Following the Kuwait war, Saddam brutally reasserted control in the north and in the south. Galbraith himself campaigned actively to have the US impose the northern no-fly zone that then allowed Kurdistan to become a de facto independent state in 1991. When the US invaded in 2003, deposed Saddam, abolished the Ba’ath Party, and dissolved the Sunni-dominated army, it unstuck the glue that held Iraq together. As Galbraith puts it, Humpty Dumpty fell from the wall. The Shiite clerics returned from exile in Iran, turning southern Iraq into a collection of theocracies allied to Iran. Only the Sunnis, occupying an oil-less territory, still seek a unified Iraq.
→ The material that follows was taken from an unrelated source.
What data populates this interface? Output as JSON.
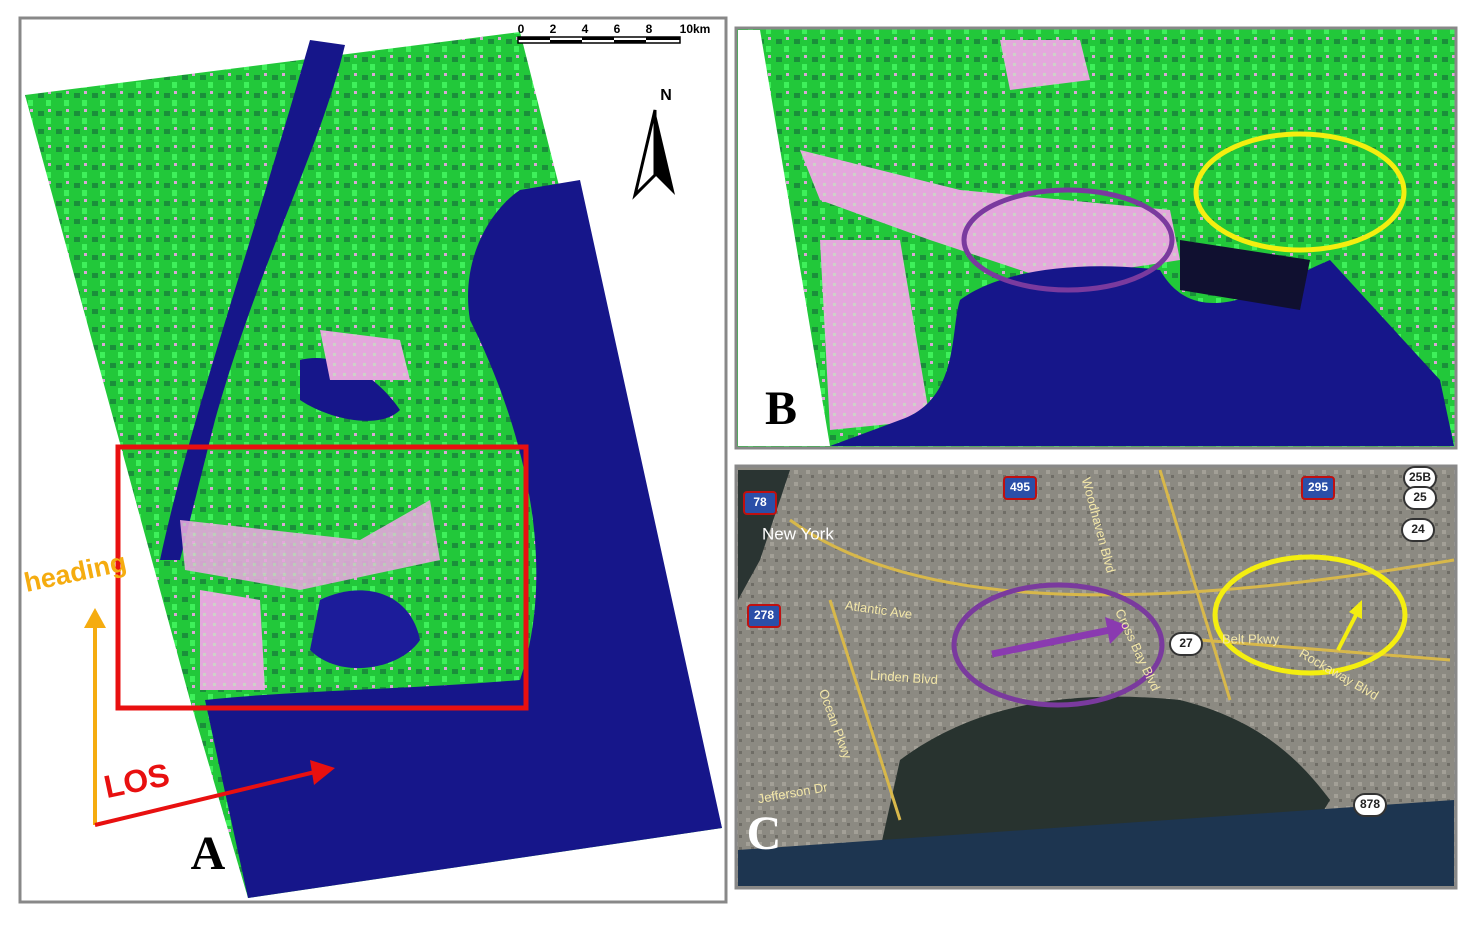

Galbraith supported the invasion of Iraq. However, as an active observer and advisor in the post-invasion negotiations between the various groups, he quickly ran afoul of the “arrogance, ignorance and political cowardice” of the Bush Administration. He recites one mind-boggling incident after another. For example, at the start of the war, Bush knew nothing of the implacable religious hostility between Sunnis and Shiites, each of whom regard the others as apostates. Or, to administer billions in reconstruction funds, the Pentagon hired a group of 20-somethings whose only qualification proved to be that they had posted their resumes to the Heritage Foundation website!

How does Galbraith see the present situation? Much of Iraq is actually fairly stable and peaceful–completely so in Kurdistan. However, horrendous “ethnic cleansing” goes on in border areas, as populations relocate to ethnically pure communities. Baghdad is “the most dangerous city in the world.” The now Shiite-dominated army and police cannot solve the problem–they ARE the problem. The US army cannot and will not act as police; there is no other capable entity in the wings (like NATO in former Yugoslavia). The US should leave, retaining only a strike force in friendly Kurdistan, in case Al Qaida attempts to establish training camps in the Sunni triangle.

Iraq is a tragedy, made inevitable by British colonial manipulation, but worse by US bungling.

From 1979 to 1993 Peter Galbraith was senior advisor to the Senate Committee on Foreign Relations. From 1993 to 1998, he served as first Ambassador to Croatia, where he helped broker the peace process. He is currently a fellow at the Center for Arms Control and Non-Proliferation.